Ana Paula Vasconcelos, advogada da Comissão de Direito Animal da OAB-DF, disse que o assunto é de extrema relevância para sociedade e principalmente para os animais. Para ela, a sociedade é quem invadiu o espaço dos bichos com a orla do Lago sendo ocupada desordenadamente durante anos.
“Não podemos ‘vilanizar’ as capivaras e temos que achar uma solução pensando no bem-estar delas. Eu vejo que a situação das capivaras traz comoção, porque atinge uma população de alta renda por isso causa tanto incômodo. Se conseguirmos um método mirabolante para exterminar as capivaras, nós teremos um desequilíbrio ambiental muito grande e teremos outros problemas maiores.”
Reclamações
O advogado e engenheiro florestal, Newton Lins, afirmou que desde que o DF começou a ser formado, houve perda das zonas de amortecimento dos habitats naturais dos bichos do Cerrado. Para ele, o Governo tem grande responsabilidade em não ter um órgão de Meio Ambiente, como o Instituto Brasília Ambiental, competente para lidar rapidamente com esses assuntos.
“O Governo do Distrito Federal não pode mais usar os órgãos de ambientação como cartórios apenas para as questões imobiliárias. Precisamos fortalecer áreas científicas para que nós estejamos preparados se aparecer a febre maculosa e evitar a morte de pessoas. Não estamos discutindo a presença do carrapato ou da febre maculosa, mas de um desequilíbrio ecológico.”
Governo
Em resposta às questões levantadas durante a audiência, o subsecretário de vigilância e saúde do DF, Divino Valério, acrescenta que com a globalização e advento da internet, houve celeridade de comunicação na mídia e até falsas informações e pseudos informações, o que causa histerismo.
“Para vocês terem uma ideia, quando tem rumores de determinado agravo antes mesmo que a saúde comece a fazer o processo de investigação de campo já divulgam até resultado e já nos acusam inclusive de omissão.” O subsecretário também citou que um dos principais desafios que a saúde tem é a incompatibilidade do que se tem nas leis com os processos biológicos, o que causa um “delay de resposta”.

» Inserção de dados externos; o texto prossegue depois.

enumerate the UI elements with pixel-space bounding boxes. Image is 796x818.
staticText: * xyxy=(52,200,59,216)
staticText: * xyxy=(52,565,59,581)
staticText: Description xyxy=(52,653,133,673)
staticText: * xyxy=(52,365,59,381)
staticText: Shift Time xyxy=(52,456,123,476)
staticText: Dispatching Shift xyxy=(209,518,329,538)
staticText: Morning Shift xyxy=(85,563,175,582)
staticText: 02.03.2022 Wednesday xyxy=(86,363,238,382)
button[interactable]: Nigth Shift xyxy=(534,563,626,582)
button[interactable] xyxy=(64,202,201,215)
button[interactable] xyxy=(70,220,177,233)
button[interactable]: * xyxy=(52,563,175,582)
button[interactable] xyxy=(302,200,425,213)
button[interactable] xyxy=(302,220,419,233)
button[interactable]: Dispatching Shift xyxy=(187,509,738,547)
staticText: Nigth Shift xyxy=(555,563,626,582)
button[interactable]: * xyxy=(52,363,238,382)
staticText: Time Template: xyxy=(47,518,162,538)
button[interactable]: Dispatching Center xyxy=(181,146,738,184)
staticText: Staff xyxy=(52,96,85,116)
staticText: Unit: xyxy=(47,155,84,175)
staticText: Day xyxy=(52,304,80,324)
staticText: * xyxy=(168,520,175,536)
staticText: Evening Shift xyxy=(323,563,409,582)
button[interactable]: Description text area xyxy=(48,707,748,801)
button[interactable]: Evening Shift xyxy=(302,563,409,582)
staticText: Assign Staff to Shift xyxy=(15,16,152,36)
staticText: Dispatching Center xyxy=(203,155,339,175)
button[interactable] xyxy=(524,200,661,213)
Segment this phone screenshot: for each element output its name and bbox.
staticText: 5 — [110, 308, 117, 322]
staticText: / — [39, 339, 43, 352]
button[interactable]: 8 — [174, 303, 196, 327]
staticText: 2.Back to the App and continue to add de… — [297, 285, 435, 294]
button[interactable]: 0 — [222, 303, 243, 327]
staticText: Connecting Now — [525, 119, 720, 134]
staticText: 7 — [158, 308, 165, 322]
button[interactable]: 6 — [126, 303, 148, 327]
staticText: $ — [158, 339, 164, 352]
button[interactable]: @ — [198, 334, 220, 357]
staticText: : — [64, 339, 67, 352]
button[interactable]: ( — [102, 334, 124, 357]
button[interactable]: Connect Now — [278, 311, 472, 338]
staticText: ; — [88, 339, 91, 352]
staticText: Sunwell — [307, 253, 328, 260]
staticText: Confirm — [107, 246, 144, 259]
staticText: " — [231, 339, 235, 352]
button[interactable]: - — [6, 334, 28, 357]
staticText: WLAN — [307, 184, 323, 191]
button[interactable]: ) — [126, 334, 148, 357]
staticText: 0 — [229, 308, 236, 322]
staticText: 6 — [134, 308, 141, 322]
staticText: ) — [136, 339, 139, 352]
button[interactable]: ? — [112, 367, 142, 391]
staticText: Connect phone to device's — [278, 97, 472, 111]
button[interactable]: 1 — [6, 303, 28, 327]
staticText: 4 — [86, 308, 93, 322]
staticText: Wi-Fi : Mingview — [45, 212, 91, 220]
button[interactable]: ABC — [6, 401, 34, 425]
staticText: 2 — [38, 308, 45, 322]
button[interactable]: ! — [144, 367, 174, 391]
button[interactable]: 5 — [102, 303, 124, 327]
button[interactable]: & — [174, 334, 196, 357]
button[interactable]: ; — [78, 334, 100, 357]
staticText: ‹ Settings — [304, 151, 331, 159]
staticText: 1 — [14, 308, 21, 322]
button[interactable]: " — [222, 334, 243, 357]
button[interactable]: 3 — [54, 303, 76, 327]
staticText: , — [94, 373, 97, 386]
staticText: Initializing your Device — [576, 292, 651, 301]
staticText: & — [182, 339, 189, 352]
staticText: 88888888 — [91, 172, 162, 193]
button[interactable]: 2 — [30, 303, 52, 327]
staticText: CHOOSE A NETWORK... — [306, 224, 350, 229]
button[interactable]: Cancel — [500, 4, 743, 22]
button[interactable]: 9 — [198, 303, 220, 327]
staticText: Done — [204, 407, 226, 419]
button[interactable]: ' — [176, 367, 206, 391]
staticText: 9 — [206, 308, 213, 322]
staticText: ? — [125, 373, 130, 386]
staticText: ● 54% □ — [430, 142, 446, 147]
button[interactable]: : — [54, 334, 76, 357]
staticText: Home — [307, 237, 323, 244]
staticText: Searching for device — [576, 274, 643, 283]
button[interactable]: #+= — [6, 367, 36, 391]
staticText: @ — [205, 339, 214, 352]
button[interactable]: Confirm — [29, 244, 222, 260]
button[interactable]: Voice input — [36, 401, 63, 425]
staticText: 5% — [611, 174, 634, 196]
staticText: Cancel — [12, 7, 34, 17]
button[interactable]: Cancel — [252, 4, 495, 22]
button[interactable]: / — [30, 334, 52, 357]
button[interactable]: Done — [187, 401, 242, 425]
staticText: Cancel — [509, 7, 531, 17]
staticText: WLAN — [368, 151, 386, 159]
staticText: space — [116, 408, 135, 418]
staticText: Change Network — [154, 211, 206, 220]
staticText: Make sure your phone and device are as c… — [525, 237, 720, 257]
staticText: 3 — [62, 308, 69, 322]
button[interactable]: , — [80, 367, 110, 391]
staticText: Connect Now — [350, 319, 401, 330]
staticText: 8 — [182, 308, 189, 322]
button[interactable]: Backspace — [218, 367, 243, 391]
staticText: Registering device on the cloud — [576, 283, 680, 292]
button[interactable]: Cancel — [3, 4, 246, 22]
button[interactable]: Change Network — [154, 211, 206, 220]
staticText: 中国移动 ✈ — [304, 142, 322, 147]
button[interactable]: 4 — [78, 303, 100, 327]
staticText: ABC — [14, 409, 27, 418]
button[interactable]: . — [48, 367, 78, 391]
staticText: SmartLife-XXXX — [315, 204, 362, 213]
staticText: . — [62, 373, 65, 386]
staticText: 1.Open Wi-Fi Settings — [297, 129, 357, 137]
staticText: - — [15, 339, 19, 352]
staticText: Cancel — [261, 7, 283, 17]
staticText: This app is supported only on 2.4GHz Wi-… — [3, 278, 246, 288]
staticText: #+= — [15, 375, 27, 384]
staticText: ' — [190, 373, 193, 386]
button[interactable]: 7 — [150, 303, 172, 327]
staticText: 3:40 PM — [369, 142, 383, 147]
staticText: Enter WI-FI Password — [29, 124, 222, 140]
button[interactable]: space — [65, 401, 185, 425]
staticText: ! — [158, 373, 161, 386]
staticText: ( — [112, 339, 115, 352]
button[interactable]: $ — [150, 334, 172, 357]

“Nós temos que concentrar esforços e aprimorar a legislação para darmos respostas em tempo hábil. Nós da Secretaria de Saúde temos protocolo de resposta para 69 agravos, porém só podemos adotar qualquer protocolo de resposta uma vez que um caso seja confirmado aqui do DF.”
O presidente do Instituto Brasília Ambiental (IBRAM-DF), Rôney Nemer, conclui que com as informações rápidas na internet, é complicado agir e falar sobre assuntos. Para ele, a pauta não deveria ser das capivaras, mas sim dos carrapatos.
“Éguas, cavalos, cães, gatos e roedores também são hospedeiros, então achar que é só a capivara que transporta o carrapato-estrela é insano, pois daqui a pouco nós vamos ter gente fazendo tiro ao alvo. O que eu sempre falo é, cuidado com seus animais, por exemplo, cachorros tem que andar em guias para não ter risco de passar em locais com o carrapato.”